決済手数料有料化のPayPay、黒字化への道筋(前編)(2/3 ページ)

» 2021年09月01日 07時00分 公開

PayPayの躍進で日本のキャッシュレス比率は上昇したのか

 冒頭にもあるように、コード決済事業者としては後発にあたるPayPayだが、その圧倒的な資金力と営業力で瞬く間に市場を席巻し、19年後半段階ではほぼ独走状態に入ったと考えている。筆者は同年に日本の地方都市などを多くまわったが、どこへ行ってもPayPayの“のぼり”やシールを店頭で見かけるようになり、クレジットカードが利用できない小さな個店においてさえ、PayPayが唯一の「現金ではない支払い手段」として機能している場面に遭遇した。

 こうした地方や中小小売店でのキャッシュレスを推進したのは、全国に配置された何千人といわれる営業部隊に加え、こまめな自治体や商工会連携、そして「(期間限定で)決済手数料無料」を打ち出したキャンペーンの口コミ効果だ。定期的なキャンペーンや利用店舗の拡大は都市部におけるチェーン店やスーパーでの積極的な利用も促し、“普段使いでのPayPay”を定着させる結果となった。
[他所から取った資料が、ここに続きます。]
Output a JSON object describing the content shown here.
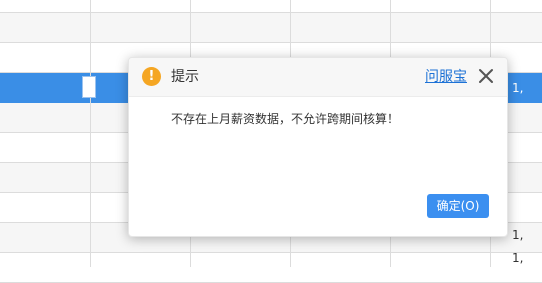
{
  "grid": {
    "selected_row_value": "1,",
    "lower_values": [
      "1,",
      "1,"
    ]
  },
  "dialog": {
    "title": "提示",
    "help_link": "问服宝",
    "message": "不存在上月薪资数据，不允许跨期间核算！",
    "ok_label": "确定(O)",
    "icon_glyph": "!",
    "close_glyph": "close-icon"
  },
  "colors": {
    "selection": "#3a8ee6",
    "warning": "#f5a623",
    "primary_button": "#3b8ff0",
    "link": "#1d72d6"
  }
}
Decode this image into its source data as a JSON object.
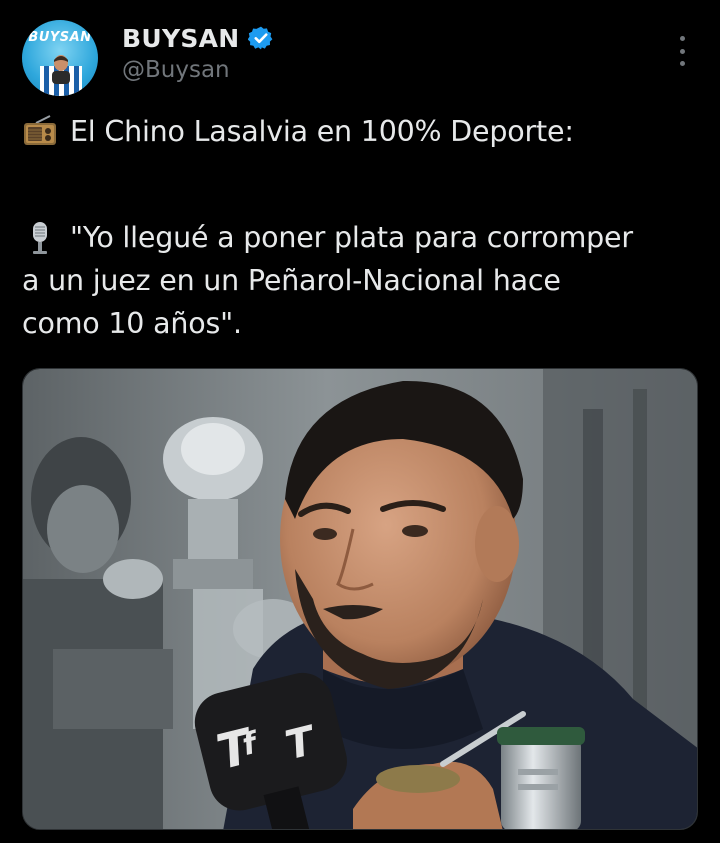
{
  "author": {
    "display_name": "BUYSAN",
    "handle": "@Buysan",
    "verified": true,
    "avatar": {
      "logo_text": "BUYSAN",
      "background_color": "#2ea7dc"
    }
  },
  "post": {
    "lines": [
      {
        "emoji": "radio-icon",
        "text": "El Chino Lasalvia en 100% Deporte:"
      },
      {
        "emoji": null,
        "text": ""
      },
      {
        "emoji": "microphone-icon",
        "text": "\"Yo llegué a poner plata para corromper"
      },
      {
        "emoji": null,
        "text": "a un juez en un Peñarol-Nacional hace"
      },
      {
        "emoji": null,
        "text": "como 10 años\"."
      }
    ]
  },
  "media": {
    "type": "photo",
    "description_icon": "interview-photo"
  },
  "theme": {
    "background": "#000000",
    "text_primary": "#e7e9ea",
    "text_secondary": "#71767b",
    "verified_color": "#1d9bf0"
  }
}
 キャンペーンの派手さで見過ごされがちだが、PayPayが決済シェアで過半数を押さえているのは決してこうしたキャンペーンでの集客のみならず、日常的にPayPayを活用するユーザーが増えたことに他ならない。

 なぜなら、コード決済では2位と3位にd払いやau PAYといった携帯キャリア系サービスが並んでいるが、キャンペーンの有無による順位やシェア変動が激しく、実質的にキャンペーン頼みの状況を生み出している。実際、キャンペーンが提供されないタイミングでは利用が一気に落ち込むという話を各方面から聞いており、ビジネスとして健全な状況にはない。一方で、PayPay自身はキャンペーンの有無による多少の変動はあるものの、大きくシェアや利用が減少することはなく、コンスタントに伸びている。ここが現状のPayPayを表す大きなポイントだ。